There’s a slightly worrisome pause—as though Laurel is unsure if he’s capable of lightheartedness—until she transmits more of the wonderfully infectious laughter that has him revved up again when Amanda comes back on the line.
“I’m alone now,” Amanda says, and they quickly slip into the easy intimacy that’s characterized the many calls exchanged since she left the States. With minimal preamble, he fills her in on what Brownie Yates had to say and she responds exactly as he hoped she would—with a premise he hadn’t yet considered
She offers her version of network theory, positing that if a link has been forged between Cliff Grant and Sid Kaplan via the porn connection, and another link created between Gibby Lester and Kaplan by way of the drug match, then a join between Lester and Grant can’t be more than a few steps away.

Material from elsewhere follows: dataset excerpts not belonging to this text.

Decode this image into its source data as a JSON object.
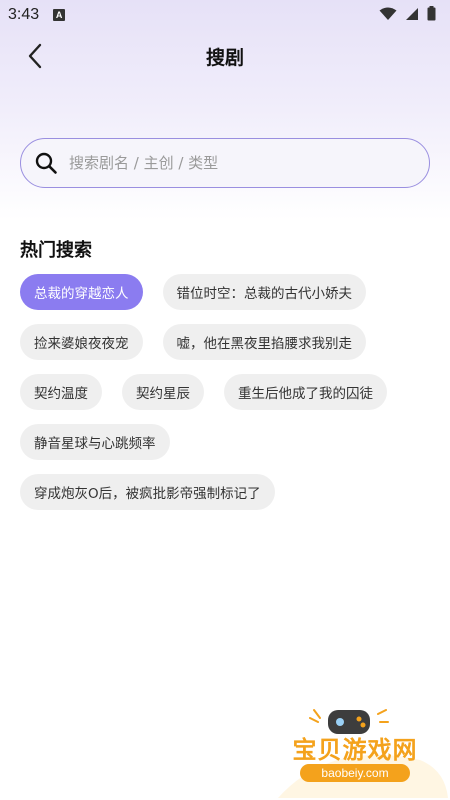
{
  "status_bar": {
    "time": "3:43",
    "notification_badge": "A",
    "icons": [
      "wifi-icon",
      "signal-icon",
      "battery-icon"
    ]
  },
  "header": {
    "title": "搜剧",
    "back_icon": "chevron-left-icon"
  },
  "search": {
    "placeholder": "搜索剧名 / 主创 / 类型",
    "value": ""
  },
  "hot_search": {
    "title": "热门搜索",
    "tags": [
      {
        "label": "总裁的穿越恋人",
        "active": true
      },
      {
        "label": "错位时空：总裁的古代小娇夫",
        "active": false
      },
      {
        "label": "捡来婆娘夜夜宠",
        "active": false
      },
      {
        "label": "嘘，他在黑夜里掐腰求我别走",
        "active": false
      },
      {
        "label": "契约温度",
        "active": false
      },
      {
        "label": "契约星辰",
        "active": false
      },
      {
        "label": "重生后他成了我的囚徒",
        "active": false
      },
      {
        "label": "静音星球与心跳频率",
        "active": false
      },
      {
        "label": "穿成炮灰O后，被疯批影帝强制标记了",
        "active": false
      }
    ]
  },
  "watermark": {
    "title": "宝贝游戏网",
    "url": "baobeiy.com"
  },
  "colors": {
    "accent": "#8b7cf0",
    "search_border": "#9a8fe0",
    "tag_bg": "#efefef",
    "watermark": "#f4a21c"
  }
}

“But it’s hard to imagine you—we—are alone in thinking these homicides are related. Some cop somewhere has to be working that angle, and will have to go on working it until
somebody
steps forward with info that’ll tie it all together. Don’t you think?”
Can this be the slip of a girl who was having a crisis of confidence only five days ago? In the privacy of his kitchen, Nate cracks an indulgent smile and voices his agreement. He switches to another topic—one less apt to offer opportunities for innuendo—and initiates a run-through of her several accomplishments to date. That uses up a quarter-hour and most of the subject matter deemed acceptable between them.
“I miss you” is what he wants to say despite her never having occupied a large enough space in his life to make that believable. He’d like to say that he feels like a castaway on a desert island, despite having privately interfaced with at least a hundred different people during the last two days alone, and mingled anonymously with hundreds more anytime he was out in public. But that wouldn’t ring true, either. Not at this stage in the game. So he says an impersonal goodbye, makes a vague promise to talk again soon, and leaves it at that.